McMahon v. Standard Bank & Trust Co.

1996

Court: WI Court of Appeals

Facts: Phyllis & James had been married for a while, when they purchased a cottage on Lake Geneva. The title was in her name, but he contributed to downpayment, mortgage, taxes, and upkeep. She transfers title in the house, via quit-claim deed, to a trust she has set up for her kids. She retains control of it, and right of assignment, but the idea is that when she dies, it will pass in equal shares to her childen. In order to satisfy the form of having the trustee have some control over the property, she has the bank that manages the trust supervise the property tax payments.

Then, she dies intestate.


Posture: James files suit to have the trust quashed. This is apparently an appeal from that, but we don't know by whom.

Issue: Is this a valid living trust (kids win) or an attempted testamentary gift (James wins)?

Holding: Trust.

Rule: Wis. Stat. § 701.07 defines living trusts, and § 701.03 abolishes passive trusts (i.e., merely nominal power given to the trustee). The statute says that "administration" is key to the formation of a valid living trust, and that means the bank was a trustee. It's a living trust, by the way, if the settlor is still alive.

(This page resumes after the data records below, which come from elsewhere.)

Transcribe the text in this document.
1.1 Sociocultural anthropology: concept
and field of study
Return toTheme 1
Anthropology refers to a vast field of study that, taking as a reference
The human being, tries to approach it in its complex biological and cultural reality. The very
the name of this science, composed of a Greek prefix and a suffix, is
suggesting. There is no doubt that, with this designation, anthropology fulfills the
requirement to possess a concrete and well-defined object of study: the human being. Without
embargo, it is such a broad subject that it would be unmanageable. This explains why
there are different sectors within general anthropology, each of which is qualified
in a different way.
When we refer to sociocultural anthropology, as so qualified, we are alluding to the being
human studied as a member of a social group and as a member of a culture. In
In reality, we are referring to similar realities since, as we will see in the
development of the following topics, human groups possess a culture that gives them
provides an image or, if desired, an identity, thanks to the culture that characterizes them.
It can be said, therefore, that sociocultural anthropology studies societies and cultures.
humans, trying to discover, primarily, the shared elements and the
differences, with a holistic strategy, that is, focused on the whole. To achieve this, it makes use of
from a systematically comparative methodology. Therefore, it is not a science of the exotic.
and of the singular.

Reasoning: You can have living trusts (things placed in trust when you are alive), or testamentary trusts (things placed in trust by your will, when you die). In either case, the settlor must give the trustee some power, or else it's a passive trust, which are problemativ because they can be used to disguise the ownership of peoperty, and because they don't protect the equitable interests of the beneficiaries (because the trustee is powerless to work on their behalf). What kind of power is needed? Administration. We declare that this is that. And we're pretty sure the bank would have taken on a greater role, if she had died earlier.